Autonomy Corp., the U.K.’s second- largest software company, gained the most in more than 20 months in London trading after posting higher full-year profit and saying current analysts’ estimates are “conservative.”
Net income rose 13 percent to $217.3 million, or 89 cents a share, from $191.6 million, or 80 cents, a year earlier, the Cambridge, England-based company said in a statement today. Revenue rose 18 percent to $870.4 million. The shares rose the most since May 2009.
Autonomy is benefiting from a more stable revenue stream as customers switch to so-called cloud computing, paying a monthly charge for its products rather than a one-time license fee. As a result, revenue from many of the agreements it signed last year will be booked in 2011 and the following years.
“We have a lot of business built in for the coming year,” Chief Executive Officer Mike Lynch said in an interview with Bloomberg Television. “We are getting an annuity stream.”
Current market estimates are “conservative” given the growth rates across its products in the fourth quarter and the record pipeline of business, Autonomy said. Revenue in 2011 is seen at $966 million, the median estimate of 17 analysts surveyed by Bloomberg.
Autonomy shares rose 102 pence, or 6.8 percent, to 1,598 pence as of 12:35 p.m. in London. The stock, the best performer in the FTSE 100 Index today, has gained 1.9 percent in the past year, giving the company a market value of 3.9 billion pounds ($6.3 billion).
“It looks as if short positions are being closed off,” George O’Connor, an analyst at Panmure Gordon & Co. with a “buy” recommendation on the stock, said in a telephone interview. “There was no surprise in the numbers and the story is broadly getting better. The market decided to park the numbers and fall in love with the stock.”
O’Connor raised his 12-month price target for the stock 9 percent to 1,882 pence.
Autonomy is continuing to work on an acquisition that it had hoped to complete by the end of last year. The transaction with the unidentified company was delayed because of “changes in the targeted asset,” it said in the statement. The target has not “transacted” with any other party, Autonomy said.
“We are not going to going to do just any acquisition,” Lynch said. “We have got to do the right acquisition on the right terms.”
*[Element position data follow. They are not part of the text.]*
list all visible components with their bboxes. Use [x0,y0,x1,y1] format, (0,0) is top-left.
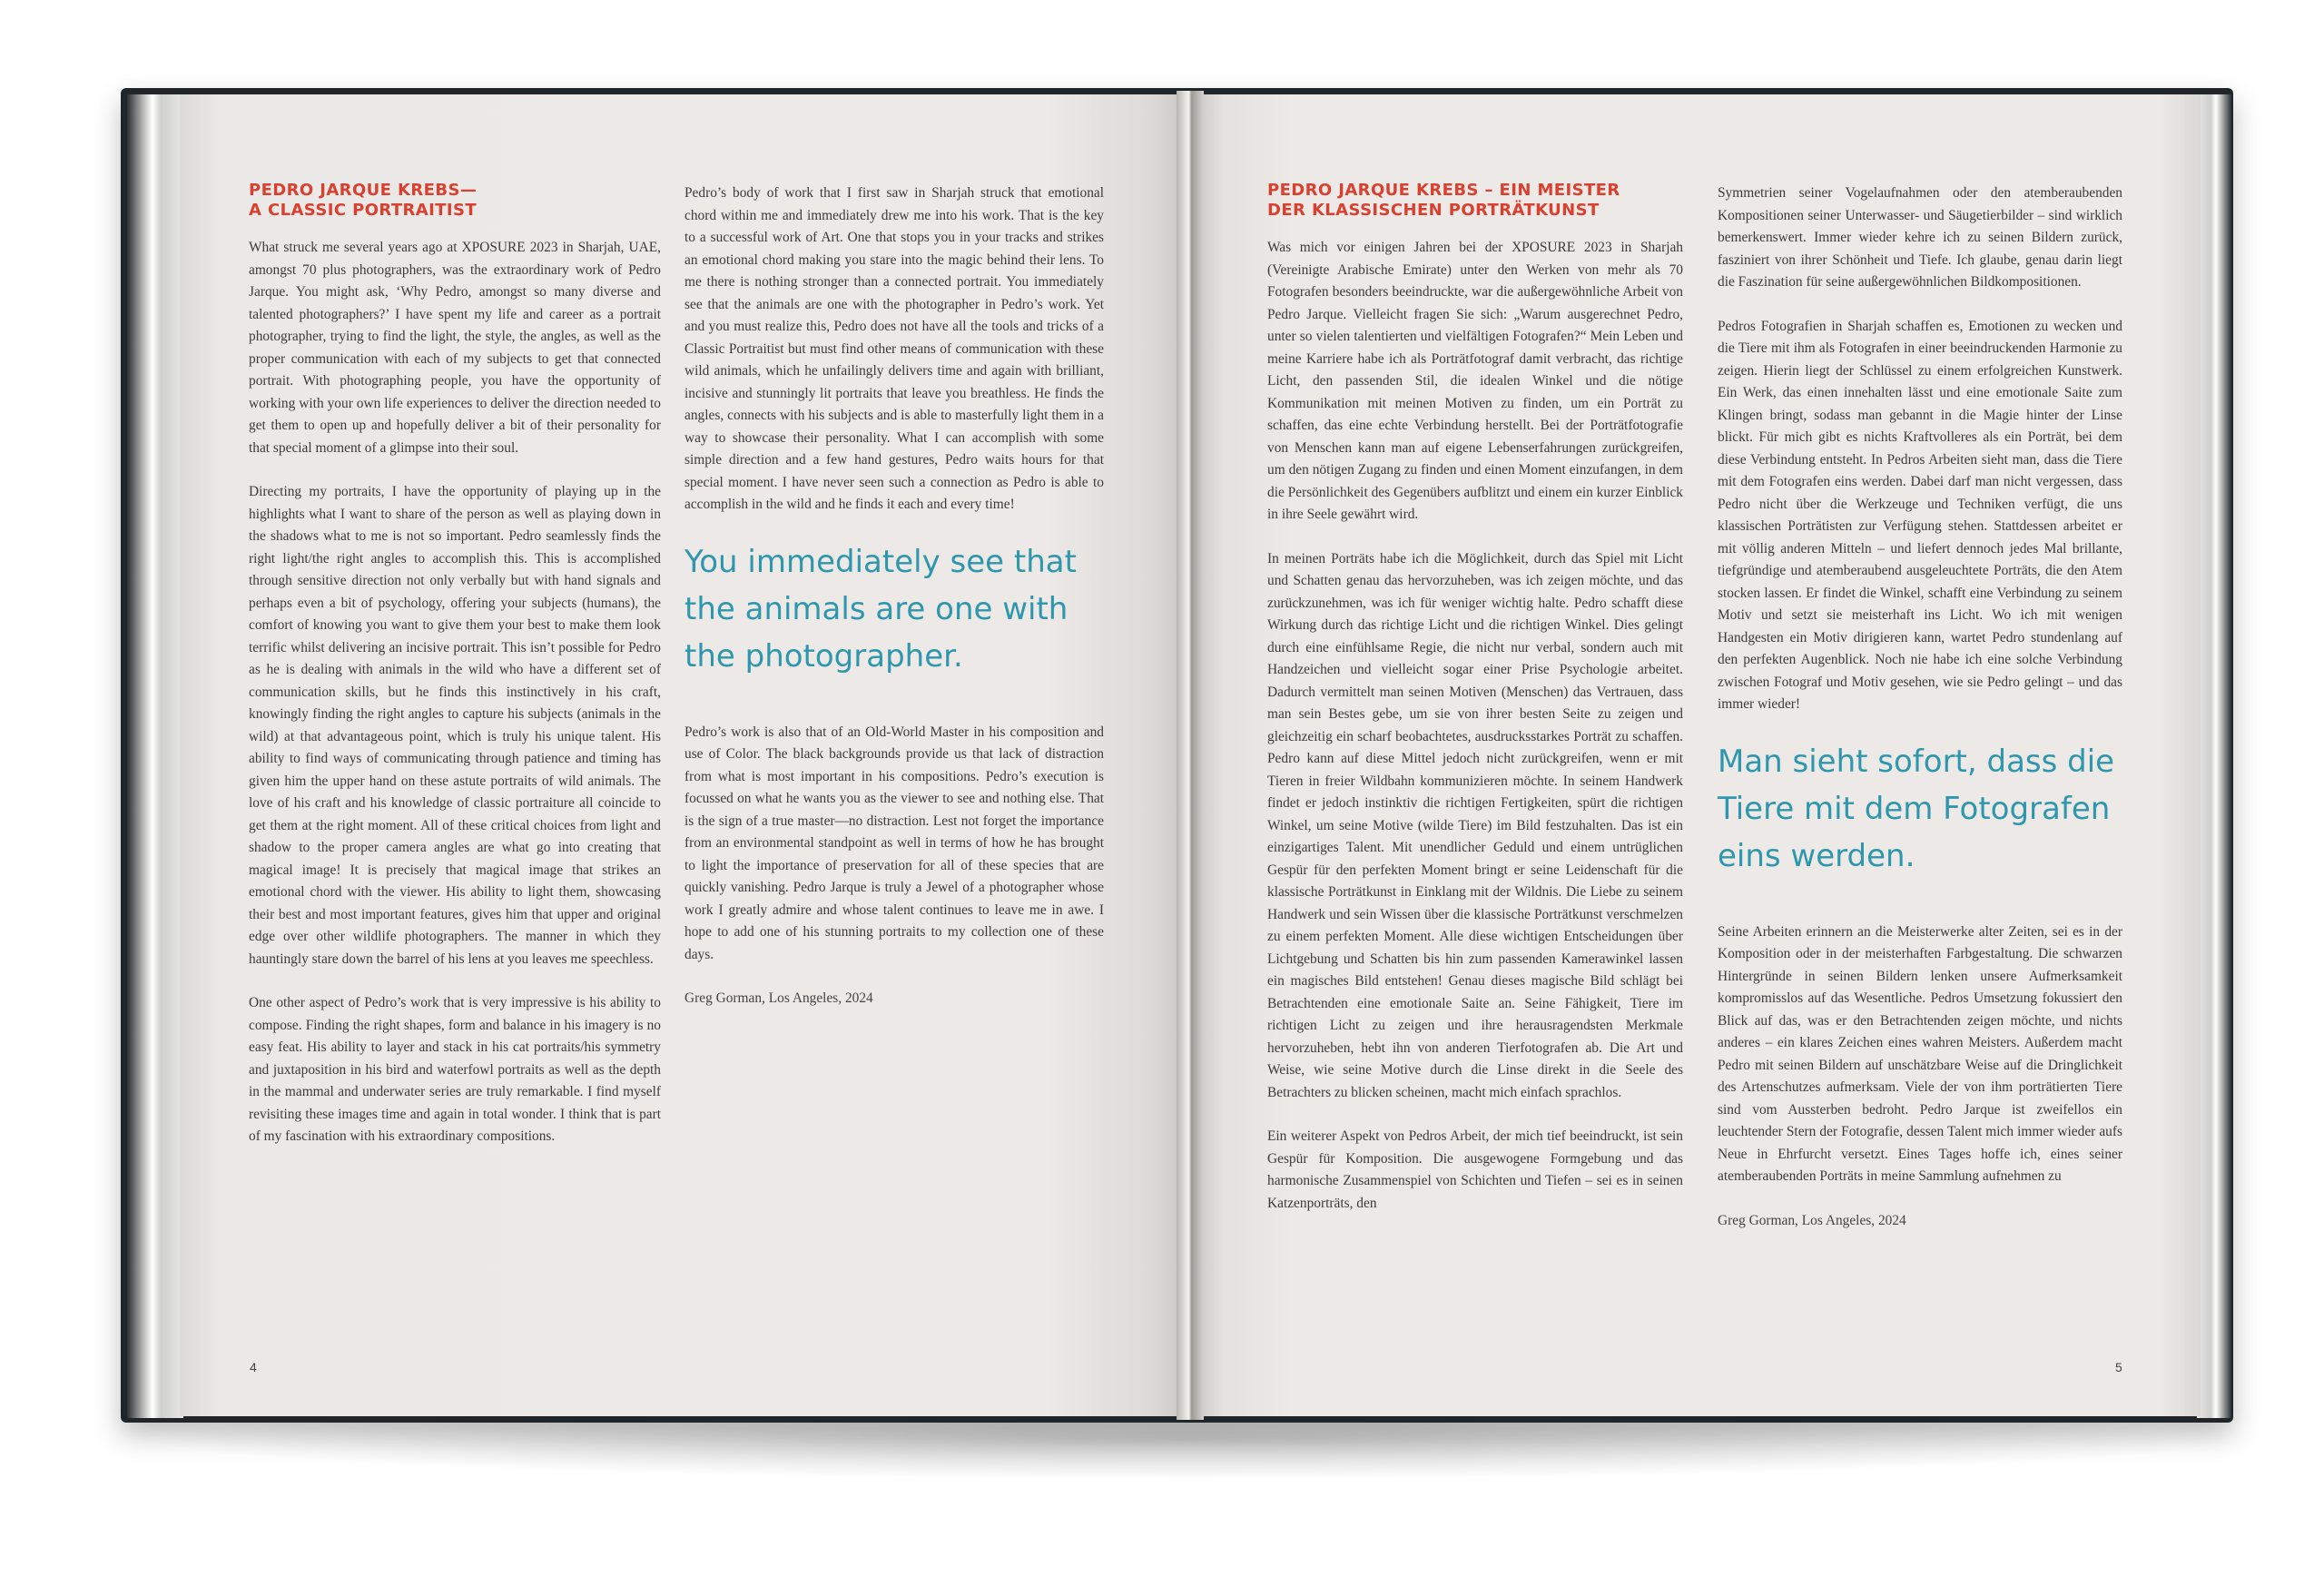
right-col2-paragraph-1: Symmetrien seiner Vogelaufnahmen oder den atemberaubenden Kompositionen seiner Unterwasser- und Säugetierbilder – sind wirklich bemerkenswert. Immer wieder kehre ich zu seinen Bildern zurück, fasziniert von ihrer Schönheit und Tiefe. Ich glaube, genau darin liegt die Faszination für seine außergewöhnlichen Bildkompositionen. [1718,185,2122,290]
right-col2-paragraph-2: Pedros Fotografien in Sharjah schaffen es, Emotionen zu wecken und die Tiere mit ihm als Fotografen in einer beeindruckenden Harmonie zu zeigen. Hierin liegt der Schlüssel zu einem erfolgreichen Kunstwerk. Ein Werk, das einen innehalten lässt und eine emotionale Saite zum Klingen bringt, sodass man gebannt in die Magie hinter der Linse blickt. Für mich gibt es nichts Kraftvolleres als ein Porträt, bei dem diese Verbindung entsteht. In Pedros Arbeiten sieht man, dass die Tiere mit dem Fotografen eins werden. Dabei darf man nicht vergessen, dass Pedro nicht über die Werkzeuge und Techniken verfügt, die uns klassischen Porträtisten zur Verfügung stehen. Stattdessen arbeitet er mit völlig anderen Mitteln – und liefert dennoch jedes Mal brillante, tiefgründige und atemberaubend ausgeleuchtete Porträts, die den Atem stocken lassen. Er findet die Winkel, schafft eine Verbindung zu seinem Motiv und setzt sie meisterhaft ins Licht. Wo ich mit wenigen Handgesten ein Motiv dirigieren kann, wartet Pedro stundenlang auf den perfekten Augenblick. Noch nie habe ich eine solche Verbindung zwischen Fotograf und Motiv gesehen, wie sie Pedro gelingt – und das immer wieder! [1718,318,2122,712]
right-col1-paragraph-1: Was mich vor einigen Jahren bei der XPOSURE 2023 in Sharjah (Vereinigte Arabische Emirate) unter den Werken von mehr als 70 Fotografen besonders beeindruckte, war die außergewöhnliche Arbeit von Pedro Jarque. Vielleicht fragen Sie sich: „Warum ausgerechnet Pedro, unter so vielen talentierten und vielfältigen Fotografen?“ Mein Leben und meine Karriere habe ich als Porträtfotograf damit verbracht, das richtige Licht, den passenden Stil, die idealen Winkel und die nötige Kommunikation mit meinen Motiven zu finden, um ein Porträt zu schaffen, das eine echte Verbindung herstellt. Bei der Porträtfotografie von Menschen kann man auf eigene Lebenserfahrungen zurückgreifen, um den nötigen Zugang zu finden und einen Moment einzufangen, in dem die Persönlichkeit des Gegenübers aufblitzt und einem ein kurzer Einblick in ihre Seele gewährt wird. [1267,240,1683,522]
left-col1-paragraph-3: One other aspect of Pedro’s work that is very impressive is his ability to compose. Finding the right shapes, form and balance in his imagery is no easy feat. His ability to layer and stack in his cat portraits/his symmetry and juxtaposition in his bird and waterfowl portraits as well as the depth in the mammal and underwater series are truly remarkable. I find myself revisiting these images time and again in total wonder. I think that is part of my fascination with his extraordinary compositions. [249,995,661,1144]
left-column-1 [249,181,661,1170]
page-edges-right [2197,94,2231,1418]
left-col2-paragraph-2: Pedro’s work is also that of an Old-World Master in his composition and use of Color. The black backgrounds provide us that lack of distraction from what is most important in his compositions. Pedro’s execution is focussed on what he wants you as the viewer to see and nothing else. That is the sign of a true master—no distraction. Lest not forget the importance from an environmental standpoint as well in terms of how he has brought to light the importance of preservation for all of these species that are quickly vanishing. Pedro Jarque is truly a Jewel of a photographer whose work I greatly admire and whose talent continues to leave me in awe. I hope to add one of his stunning portraits to my collection one of these days. [684,724,1104,962]
left-heading-line2: A CLASSIC PORTRAITIST [249,201,478,220]
left-col1-paragraph-2: Directing my portraits, I have the opportunity of playing up in the highlights what I want to share of the person as well as playing down in the shadows what to me is not so important. Pedro seamlessly finds the right light/the right angles to accomplish this. This is accomplished through sensitive direction not only verbally but with hand signals and perhaps even a bit of psychology, offering your subjects (humans), the comfort of knowing you want to give them your best to make them look terrific whilst delivering an incisive portrait. This isn’t possible for Pedro as he is dealing with animals in the wild who have a different set of communication skills, but he finds this instinctively in his craft, knowingly finding the right angles to capture his subjects (animals in the wild) at that advantageous point, which is truly his unique talent. His ability to find ways of communicating through patience and timing has given him the upper hand on these astute portraits of wild animals. The love of his craft and his knowledge of classic portraiture all coincide to get them at the right moment. All of these critical choices from light and shadow to the proper camera angles are what go into creating that magical image! It is precisely that magical image that strikes an emotional chord with the viewer. His ability to light them, showcasing their best and most important features, gives him that upper and original edge over other wildlife photographers. The manner in which they hauntingly stare down the barrel of his lens at you leaves me speechless. [249,484,661,967]
page-number-right: 5 [2115,1360,2122,1374]
left-pull-quote: You immediately see that the animals are one with the photographer. [684,543,1077,675]
right-column-1 [1267,181,1683,1236]
left-col2-paragraph-1: Pedro’s body of work that I first saw in Sharjah struck that emotional chord within me and immediately drew me into his work. That is the key to a successful work of Art. One that stops you in your tracks and strikes an emotional chord making you stare into the magic behind their lens. To me there is nothing stronger than a connected portrait. You immediately see that the animals are one with the photographer in Pedro’s work. Yet and you must realize this, Pedro does not have all the tools and tricks of a Classic Portraitist but must find other means of communication with these wild animals, which he unfailingly delivers time and again with brilliant, incisive and stunningly lit portraits that leave you breathless. He finds the angles, connects with his subjects and is able to masterfully light them in a way to showcase their personality. What I can accomplish with some simple direction and a few hand gestures, Pedro waits hours for that special moment. I have never seen such a connection as Pedro is able to accomplish in the wild and he finds it each and every time! [684,185,1104,512]
left-heading-line1: PEDRO JARQUE KREBS— [249,181,478,200]
right-pull-quote: Man sieht sofort, dass die Tiere mit dem Fotografen eins werden. [1718,743,2115,874]
page-edges-left [127,94,183,1418]
left-column-2 [684,182,1104,1032]
right-signature: Greg Gorman, Los Angeles, 2024 [1718,1212,1906,1228]
page-number-left: 4 [250,1360,257,1374]
right-heading-line1: PEDRO JARQUE KREBS – EIN MEISTER [1267,181,1620,200]
right-heading [1267,181,1683,221]
right-col2-paragraph-3: Seine Arbeiten erinnern an die Meisterwerke alter Zeiten, sei es in der Komposition oder in der meisterhaften Farbgestaltung. Die schwarzen Hintergründe in seinen Bildern lenken unsere Aufmerksamkeit kompromisslos auf das Wesentliche. Pedros Umsetzung fokussiert den Blick auf das, was er den Betrachtenden zeigen möchte, und nichts anderes – ein klares Zeichen eines wahren Meisters. Außerdem macht Pedro mit seinen Bildern auf unschätzbare Weise auf die Dringlichkeit des Artenschutzes aufmerksam. Viele der von ihm porträtierten Tiere sind vom Aussterben bedroht. Pedro Jarque ist zweifellos ein leuchtender Stern der Fotografie, dessen Talent mich immer wieder aufs Neue in Ehrfurcht versetzt. Eines Tages hoffe ich, eines seiner atemberaubenden Porträts in meine Sammlung aufnehmen zu [1718,923,2122,1184]
right-col1-paragraph-2: In meinen Porträts habe ich die Möglichkeit, durch das Spiel mit Licht und Schatten genau das hervorzuheben, was ich zeigen möchte, und das zurückzunehmen, was ich für weniger wichtig halte. Pedro schafft diese Wirkung durch das richtige Licht und die richtigen Winkel. Dies gelingt durch eine einfühlsame Regie, die nicht nur verbal, sondern auch mit Handzeichen und vielleicht sogar einer Prise Psychologie arbeitet. Dadurch vermittelt man seinen Motiven (Menschen) das Vertrauen, dass man sein Bestes gebe, um sie von ihrer besten Seite zu zeigen und gleichzeitig ein scharf beobachtetes, ausdrucksstarkes Porträt zu schaffen. Pedro kann auf diese Mittel jedoch nicht zurückgreifen, wenn er mit Tieren in freier Wildbahn kommunizieren möchte. In seinem Handwerk findet er jedoch instinktiv die richtigen Fertigkeiten, spürt die richtigen Winkel, um seine Motive (wilde Tiere) im Bild festzuhalten. Das ist ein einzigartiges Talent. Mit unendlicher Geduld und einem untrüglichen Gespür für den perfekten Moment bringt er seine Leidenschaft für die klassische Porträtkunst in Einklang mit der Wildnis. Die Liebe zu seinem Handwerk und sein Wissen über die klassische Porträtkunst verschmelzen zu einem perfekten Moment. Alle diese wichtigen Entscheidungen über Lichtgebung und Schatten bis hin zum passenden Kamerawinkel lassen ein magisches Bild entstehen! Genau dieses magische Bild schlägt bei Betrachtenden eine emotionale Saite an. Seine Fähigkeit, Tiere im richtigen Licht zu zeigen und ihre herausragendsten Merkmale hervorzuheben, hebt ihn von anderen Tierfotografen ab. Die Art und Weise, wie seine Motive durch die Linse direkt in die Seele des Betrachters zu blicken scheinen, macht mich einfach sprachlos. [1267,550,1683,1100]
left-signature: Greg Gorman, Los Angeles, 2024 [684,990,873,1006]
right-heading-line2: DER KLASSISCHEN PORTRÄTKUNST [1267,201,1600,220]
right-column-2 [1718,182,2122,1254]
right-col1-paragraph-3: Ein weiterer Aspekt von Pedros Arbeit, der mich tief beeindruckt, ist sein Gespür für Komposition. Die ausgewogene Formgebung und das harmonische Zusammenspiel von Schichten und Tiefen – sei es in seinen Katzenporträts, den [1267,1128,1683,1211]
book-gutter [1177,91,1204,1420]
left-col1-paragraph-1: What struck me several years ago at XPOSURE 2023 in Sharjah, UAE, amongst 70 plus photographers, was the extraordinary work of Pedro Jarque. You might ask, ‘Why Pedro, amongst so many diverse and talented photographers?’ I have spent my life and career as a portrait photographer, trying to find the light, the style, the angles, as well as the proper communication with each of my subjects to get that connected portrait. With photographing people, you have the opportunity of working with your own life experiences to deliver the direction needed to get them to open up and hopefully deliver a bit of their personality for that special moment of a glimpse into their soul. [249,240,661,456]
left-heading [249,181,661,221]
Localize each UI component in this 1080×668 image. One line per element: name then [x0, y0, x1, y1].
“There are a number of analysts who expected a profit warning prior to the results coming out, so the headline numbers are reassuring,” Tintin Stormont, an analyst at Singer Capital Markets who has a “fair value” recommendation on the stock, said in a note to clients. “The next big catalyst should still be the potential deal -- and if that is highly accretive, then there should be potential upside from here.”